Sabtu, 27 Februari 2021 dini hari, Gubernur Non Aktif Sulawesi Selatan ditangkap KPK di rumah jabatannya. 24 jam kemudian, Ketua Komisi Pemberantasan Korupsi, Firli Bahuri, menetapkan 3 orang tersangka yang salah satunya ialah NA.

Pada dasarnya kasus dugaan tindak pidana korupsi yang sedang disangkakan oleh KPK ke NA berawal dari dugaan suap dan gratifikasi untuk proyek infrastruktur jalan dan pariwisata di Kabupapten Bulukumba dan Sinjai. Berdasarkan pernyataan KPK, uang yang diduga diterima NA sebesar 5,4 Miliar.

Namun, koalisi masyarakat sipil di Sulsel yang tergabung dalam MARSS (Masyarakat Anti Korupsi Sulawesi Selatan) menyebut bahwa dugaan praktek korupsi di sector lain masih ada dan harus segera diungkap oleh penyediki KPK. Salah satu dugaan praktek korupsi terdapat pada pembangunan mega proyek Makassar New Port milik Pelindo 4.

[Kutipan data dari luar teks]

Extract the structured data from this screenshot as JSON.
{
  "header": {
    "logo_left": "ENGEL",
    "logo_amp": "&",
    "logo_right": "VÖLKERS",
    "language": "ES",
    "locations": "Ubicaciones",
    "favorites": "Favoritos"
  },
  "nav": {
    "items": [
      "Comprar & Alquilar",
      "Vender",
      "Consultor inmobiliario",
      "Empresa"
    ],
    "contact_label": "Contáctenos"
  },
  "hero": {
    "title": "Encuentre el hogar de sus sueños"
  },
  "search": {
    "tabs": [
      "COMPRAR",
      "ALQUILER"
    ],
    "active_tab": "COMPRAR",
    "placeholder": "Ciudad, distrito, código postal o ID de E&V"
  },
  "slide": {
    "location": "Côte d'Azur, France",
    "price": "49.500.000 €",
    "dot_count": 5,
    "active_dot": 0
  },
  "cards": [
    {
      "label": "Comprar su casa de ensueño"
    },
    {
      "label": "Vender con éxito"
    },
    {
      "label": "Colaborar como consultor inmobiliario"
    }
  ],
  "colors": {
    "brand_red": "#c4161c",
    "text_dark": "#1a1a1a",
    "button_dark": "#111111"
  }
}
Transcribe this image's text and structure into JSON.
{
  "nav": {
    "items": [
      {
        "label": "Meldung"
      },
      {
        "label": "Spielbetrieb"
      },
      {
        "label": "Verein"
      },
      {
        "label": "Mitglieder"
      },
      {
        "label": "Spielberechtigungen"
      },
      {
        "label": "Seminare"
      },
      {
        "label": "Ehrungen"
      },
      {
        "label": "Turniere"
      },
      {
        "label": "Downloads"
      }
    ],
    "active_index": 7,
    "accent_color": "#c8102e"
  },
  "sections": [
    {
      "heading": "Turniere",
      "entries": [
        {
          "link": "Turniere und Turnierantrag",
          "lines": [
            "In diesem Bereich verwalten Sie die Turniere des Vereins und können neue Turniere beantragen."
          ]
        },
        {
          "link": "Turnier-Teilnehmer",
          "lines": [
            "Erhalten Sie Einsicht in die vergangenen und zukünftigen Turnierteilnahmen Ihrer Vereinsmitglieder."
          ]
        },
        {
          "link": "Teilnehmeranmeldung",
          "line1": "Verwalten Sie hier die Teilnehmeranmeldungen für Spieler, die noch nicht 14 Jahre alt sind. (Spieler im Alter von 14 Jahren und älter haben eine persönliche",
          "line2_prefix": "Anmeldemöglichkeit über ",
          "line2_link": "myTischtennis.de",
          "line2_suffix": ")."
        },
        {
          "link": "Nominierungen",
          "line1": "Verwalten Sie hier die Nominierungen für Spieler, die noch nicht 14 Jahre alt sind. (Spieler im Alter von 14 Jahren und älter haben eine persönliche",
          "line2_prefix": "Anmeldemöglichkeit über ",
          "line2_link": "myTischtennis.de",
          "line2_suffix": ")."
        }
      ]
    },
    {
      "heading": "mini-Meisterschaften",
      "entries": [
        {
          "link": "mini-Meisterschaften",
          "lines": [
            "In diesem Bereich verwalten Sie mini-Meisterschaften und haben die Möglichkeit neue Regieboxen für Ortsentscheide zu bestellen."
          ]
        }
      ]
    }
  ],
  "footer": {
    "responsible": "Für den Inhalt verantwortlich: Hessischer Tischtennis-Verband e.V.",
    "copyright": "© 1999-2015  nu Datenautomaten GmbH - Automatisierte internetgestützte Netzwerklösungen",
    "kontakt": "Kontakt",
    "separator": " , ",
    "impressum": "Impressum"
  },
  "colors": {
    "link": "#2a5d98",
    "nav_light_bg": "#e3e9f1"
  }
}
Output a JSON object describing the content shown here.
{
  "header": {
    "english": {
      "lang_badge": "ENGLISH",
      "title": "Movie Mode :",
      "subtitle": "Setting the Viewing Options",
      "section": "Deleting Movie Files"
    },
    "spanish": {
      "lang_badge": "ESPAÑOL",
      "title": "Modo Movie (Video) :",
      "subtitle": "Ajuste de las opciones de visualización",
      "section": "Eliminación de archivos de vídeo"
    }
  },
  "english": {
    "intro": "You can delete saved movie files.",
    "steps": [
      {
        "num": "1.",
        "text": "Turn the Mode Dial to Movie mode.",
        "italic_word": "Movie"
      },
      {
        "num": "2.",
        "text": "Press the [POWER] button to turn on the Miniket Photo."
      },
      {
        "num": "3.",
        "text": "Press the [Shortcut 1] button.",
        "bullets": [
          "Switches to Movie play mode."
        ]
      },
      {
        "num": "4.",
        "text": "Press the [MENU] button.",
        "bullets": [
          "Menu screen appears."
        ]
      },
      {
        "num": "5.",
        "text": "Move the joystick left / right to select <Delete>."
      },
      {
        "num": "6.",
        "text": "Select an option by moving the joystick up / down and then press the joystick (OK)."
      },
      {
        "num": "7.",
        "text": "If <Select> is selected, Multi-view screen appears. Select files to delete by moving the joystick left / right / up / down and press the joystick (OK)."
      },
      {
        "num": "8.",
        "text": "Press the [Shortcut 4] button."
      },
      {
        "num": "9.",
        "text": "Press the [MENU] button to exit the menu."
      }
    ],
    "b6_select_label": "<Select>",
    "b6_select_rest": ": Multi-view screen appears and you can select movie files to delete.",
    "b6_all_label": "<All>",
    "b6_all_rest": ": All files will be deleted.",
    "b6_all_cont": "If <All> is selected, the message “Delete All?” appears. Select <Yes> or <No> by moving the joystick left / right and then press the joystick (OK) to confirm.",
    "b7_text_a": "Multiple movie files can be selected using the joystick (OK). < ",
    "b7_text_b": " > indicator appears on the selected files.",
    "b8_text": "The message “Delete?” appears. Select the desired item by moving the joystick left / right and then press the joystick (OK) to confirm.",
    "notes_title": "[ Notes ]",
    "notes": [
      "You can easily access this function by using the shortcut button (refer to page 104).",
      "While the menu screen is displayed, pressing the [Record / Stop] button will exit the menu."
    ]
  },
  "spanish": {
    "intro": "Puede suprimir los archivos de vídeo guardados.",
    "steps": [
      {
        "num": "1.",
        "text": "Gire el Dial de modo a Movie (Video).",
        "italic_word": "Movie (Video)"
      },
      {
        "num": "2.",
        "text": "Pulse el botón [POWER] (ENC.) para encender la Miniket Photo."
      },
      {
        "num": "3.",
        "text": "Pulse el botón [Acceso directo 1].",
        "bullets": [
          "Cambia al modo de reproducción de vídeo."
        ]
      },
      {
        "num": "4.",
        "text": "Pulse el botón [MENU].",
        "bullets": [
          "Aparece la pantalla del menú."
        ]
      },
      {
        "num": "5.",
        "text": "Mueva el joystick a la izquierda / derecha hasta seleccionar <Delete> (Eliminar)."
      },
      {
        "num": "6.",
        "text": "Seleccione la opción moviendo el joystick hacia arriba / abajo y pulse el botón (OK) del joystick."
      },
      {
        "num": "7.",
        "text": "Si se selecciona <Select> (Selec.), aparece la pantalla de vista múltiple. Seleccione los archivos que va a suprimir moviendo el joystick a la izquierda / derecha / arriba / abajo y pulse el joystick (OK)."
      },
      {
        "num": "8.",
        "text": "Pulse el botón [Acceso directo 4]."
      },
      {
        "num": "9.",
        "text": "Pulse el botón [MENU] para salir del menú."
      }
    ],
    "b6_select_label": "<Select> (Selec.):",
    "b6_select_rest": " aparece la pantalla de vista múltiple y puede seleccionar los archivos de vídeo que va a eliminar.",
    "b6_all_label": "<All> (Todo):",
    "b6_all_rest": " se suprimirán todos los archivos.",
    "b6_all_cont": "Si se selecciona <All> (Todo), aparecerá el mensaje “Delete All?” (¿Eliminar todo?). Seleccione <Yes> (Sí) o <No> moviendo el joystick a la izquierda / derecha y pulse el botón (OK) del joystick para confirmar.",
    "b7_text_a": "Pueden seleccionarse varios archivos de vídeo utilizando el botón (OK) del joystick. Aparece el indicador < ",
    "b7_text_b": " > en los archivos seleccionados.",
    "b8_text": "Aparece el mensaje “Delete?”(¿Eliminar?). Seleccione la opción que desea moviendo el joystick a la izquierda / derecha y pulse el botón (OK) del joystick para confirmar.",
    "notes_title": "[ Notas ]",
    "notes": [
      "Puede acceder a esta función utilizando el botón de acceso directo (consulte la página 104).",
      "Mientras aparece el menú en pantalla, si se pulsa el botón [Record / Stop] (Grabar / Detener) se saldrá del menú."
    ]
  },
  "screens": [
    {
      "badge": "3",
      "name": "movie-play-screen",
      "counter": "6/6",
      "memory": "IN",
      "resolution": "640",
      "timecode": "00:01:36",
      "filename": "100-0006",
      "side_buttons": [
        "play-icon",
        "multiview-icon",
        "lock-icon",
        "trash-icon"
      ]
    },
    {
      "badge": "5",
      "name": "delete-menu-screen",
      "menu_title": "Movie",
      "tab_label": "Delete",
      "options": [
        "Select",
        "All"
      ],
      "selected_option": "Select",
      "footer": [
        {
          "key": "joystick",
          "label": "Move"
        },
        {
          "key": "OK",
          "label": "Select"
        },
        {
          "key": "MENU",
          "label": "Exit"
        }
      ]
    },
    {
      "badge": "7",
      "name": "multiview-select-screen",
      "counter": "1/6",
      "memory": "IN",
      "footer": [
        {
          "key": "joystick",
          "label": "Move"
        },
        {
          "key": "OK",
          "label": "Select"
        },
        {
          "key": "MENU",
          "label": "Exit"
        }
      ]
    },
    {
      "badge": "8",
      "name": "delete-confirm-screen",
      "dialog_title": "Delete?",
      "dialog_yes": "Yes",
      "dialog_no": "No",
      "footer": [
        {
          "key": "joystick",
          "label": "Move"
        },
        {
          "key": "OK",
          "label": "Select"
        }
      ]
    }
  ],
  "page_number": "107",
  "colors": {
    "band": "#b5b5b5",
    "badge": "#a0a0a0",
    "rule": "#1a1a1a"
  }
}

Menurut Muhammad Al Amin, Direktur Eksekutif WALHI Sulawesi Selatan, pembangunan mega proyek Makassar New Port milik perusahaan BUMN (Pelindo) juga tidak luput dari perhatiannya. Ia menemukan ada dugaan praktek korupsi dalam pembangunan proyek trilyunan ini.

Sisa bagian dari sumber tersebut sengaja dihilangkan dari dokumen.